The need to have key rules and arrangements around how a family-run business is managed for profit and competitiveness was strongly highlighted by respected beef processor, Terry Nolan when he spoke at the Rural Press Club function in Brisbane recently.

In his address, Mr Nolan outlined how he and his two brothers, Michael and Tony, operate a consensus-based board structure in their business, Nolan Meats near Gympie.

The structure has proven highly successful, and through working together, the trio have built Nolan Meats up to be the successful, and still growing business that it is today.

In a similar vein, rural education group, RCS, encourages similar structures and disciplines to course graduates so that farming families can live and work together successfully. It was great to see how these tools and disciplines can successfully work in an aligned beef business.

In many ways Nolan Meats is the perfect example of a successful family business.

If all three partners do not agree, they do not proceed. This idea is based on an old African proverb that says ‘If you want to go quickly, go alone, if you want to go far, go together’, and its working really well for the Nolans.

Their key focus is on people and systems aligning with a shared sense of purpose. This sense of purpose is based around three ideas supported by the RCS ExecutiveLink professional development program, which are:

  • respect for the past,
  • to live and value the present, and
  • to build for the future.

Nolan Meats has built a strong team structure around people, which not only focuses on procedural improvements in all aspects of their operations, but on strategic issues such as marketing and culture.

Culture is seen as key and this is supported by a clear hierarchical set of documents covering vision, mission, policies, customer procedures and forms.

Their vision statement is simple but clear and what I call inspiring – ‘Delivering pleasurable meat moments – every time’.

In Mr Nolan’s Rural Press Club address, he spoke about the five pillars followed within the business which underpin their values statement:-

  • encouraging high ethical standards
  • focussing on quality outcomes through strong compliance to audited quality and inspection systems
  • delivering value through integrating systems and utilising a flatter management structure
  • taking a proactive approach to stakeholder drivers that focusses on their enjoyment
  • using innovation to strive for excellence in all areas and having the courage and confidence to change and to link and build at multiple levels.

Mr Nolan stressed that people are constantly learning from others and that within your business, you always need a project to keep yourself motivated.

The Nolans are proactively engaged with their industry organisation, its strategic planning and direction.
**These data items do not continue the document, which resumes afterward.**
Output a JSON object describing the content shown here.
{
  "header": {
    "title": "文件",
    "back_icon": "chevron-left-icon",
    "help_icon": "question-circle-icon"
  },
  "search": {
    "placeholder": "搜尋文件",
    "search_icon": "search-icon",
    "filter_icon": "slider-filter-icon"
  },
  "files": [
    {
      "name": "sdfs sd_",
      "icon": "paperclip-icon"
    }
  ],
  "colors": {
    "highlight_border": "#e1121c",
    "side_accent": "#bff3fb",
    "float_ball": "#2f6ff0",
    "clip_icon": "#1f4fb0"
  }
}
They believe they have learnt much from their industry involvement and have applied this outside knowledge within their own business.

Being a family run meat processing company amongst some strong international players shows the strength and adaptability of the approach the Nolan family has brought to their business.

They also respect and acknowledge all the different skills and knowledge each of the directors bring to the table.

I am sure there have been some great debates over the board table at Nolan Meats over the years, but it is great to see that the disciplines they have also bought into their business have allowed them to clearly focus on a unique position and future in the beef industry.

All farming families have the same opportunity to implement successful structures within their own businesses. RCS offers business management and professional development courses designed to help establish such business cultures.